Como ella, Magaly Belalcázar tampoco habla de las agresiones que recibe y prefiere no dar fechas. No volvió a denunciarlas porque la última vez que lo hizo, cuando la amenazó un grupo paramilitar, las instituciones no respondieron a su petición. Según dice, consideraron que esto no constituía un riesgo grande para su vida.
“Nosotras hemos denunciado varias veces las amenazas, la persecución y estigmatización contra la Plataforma, pero nada pasa. […] No tenemos garantías. No solamente yo, sino muchos que están amenazados. No hay opción”, se lamenta.
“Caquetá está en manos de la ilegalidad. Acá hay rutas del narcotráfico, deforestación dirigida, grupos al margen de la ley y, por supuesto, disidencias de las FARC. También hay planes sistemáticos de amenazas a líderes”, explica Mercedes Mejía de la organización civil Mesa Departamental para la Defensa del Agua y el Territorio del departamento.
Las confrontaciones entre el Frente Primero ‘Carolina Ramírez’ de las disidencias, el grupo de crimen organizado ‘Sinaloa’ o ‘La Mafia’, así como la presencia de grupos que surgieron luego de la desmovilización de las Autodefensas Unidas de Colombia (AUC) tienen al departamento en medio de una violencia que, según sus habitantes, no hace eco en el Gobierno nacional a pesar de que la Defensoría del Pueblo ya alertó que estas organizaciones criminales, “se han ido insertando en las actividades de compra y tráfico de la coca y la tercerización de acciones violentas”. Mientras tanto, las comunidades insisten en que ahora más que nunca es necesario cumplir con el Acuerdo de Paz y dejar de militarizar el territorio.

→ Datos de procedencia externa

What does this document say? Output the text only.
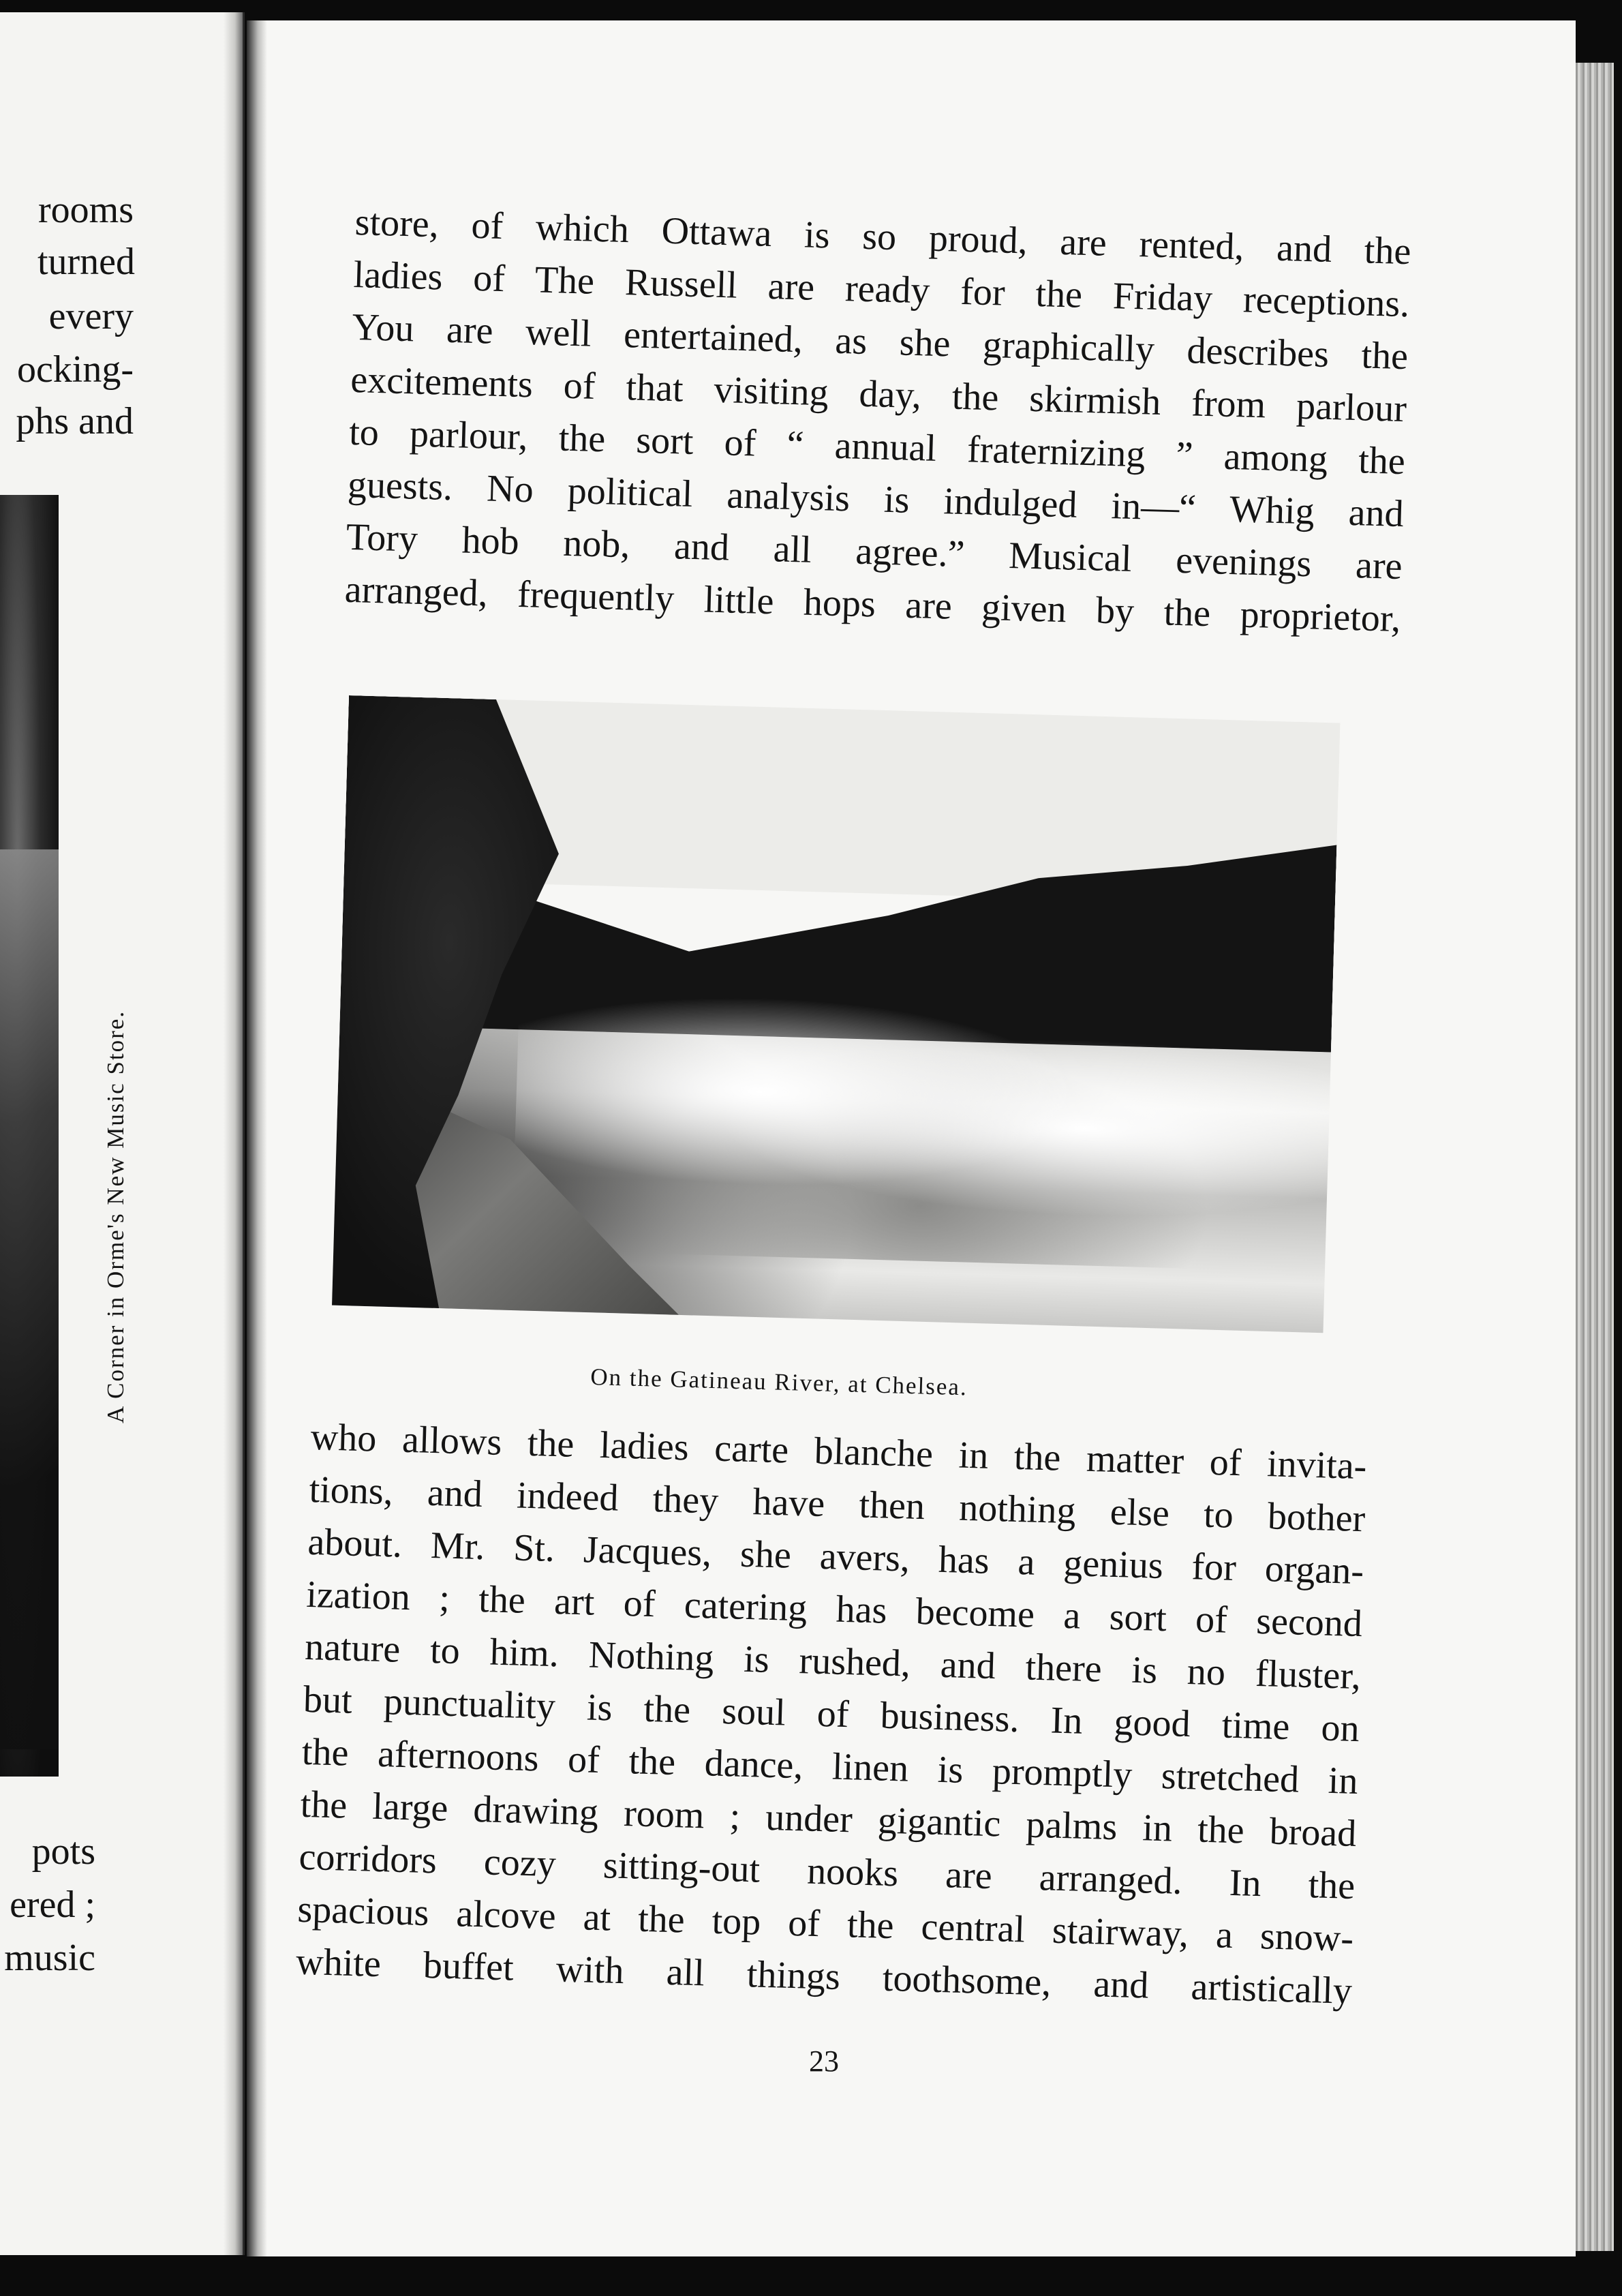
rooms
turned
every
ocking-
phs and
A Corner in Orme's New Music Store.
pots
ered ;
music
store, of which Ottawa is so proud, are rented, and the
ladies of The Russell are ready for the Friday receptions.
You are well entertained, as she graphically describes the
excitements of that visiting day, the skirmish from parlour
to parlour, the sort of “ annual fraternizing ” among the
guests. No political analysis is indulged in—“ Whig and
Tory hob nob, and all agree.” Musical evenings are
arranged, frequently little hops are given by the proprietor,
On the Gatineau River, at Chelsea.
who allows the ladies carte blanche in the matter of invita-
tions, and indeed they have then nothing else to bother
about. Mr. St. Jacques, she avers, has a genius for organ-
ization ; the art of catering has become a sort of second
nature to him. Nothing is rushed, and there is no fluster,
but punctuality is the soul of business. In good time on
the afternoons of the dance, linen is promptly stretched in
the large drawing room ; under gigantic palms in the broad
corridors cozy sitting-out nooks are arranged. In the
spacious alcove at the top of the central stairway, a snow-
white buffet with all things toothsome, and artistically
23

“La implementación de la paz nos está costando la vida y un esfuerzo emocional muy grande”, dice Aurora Iglesias de la Universidad de la Amazonía. “No podemos hablar de paz si la única manera en la que el Estado llega a los territorios es a través de la vía militar. No podemos hablar de paz cuando no hay una respuesta adecuada para las mujeres, cuando se permiten las masacres a campo abierto y cuando el Gobierno solo da garantías a los grandes terratenientes”, asegura.
Para Magaly Belalcázar, cada vez hay menos voluntad para la paz, pero sí para la guerra. Para ella, no se puede hablar de paz cuando a los defensores del medioambiente los están matando. “La paz está ahogada en la sangre de los líderes y lideresas de este país”, dice. Y en el camino, las mujeres siguen siendo quienes llevan la peor parte.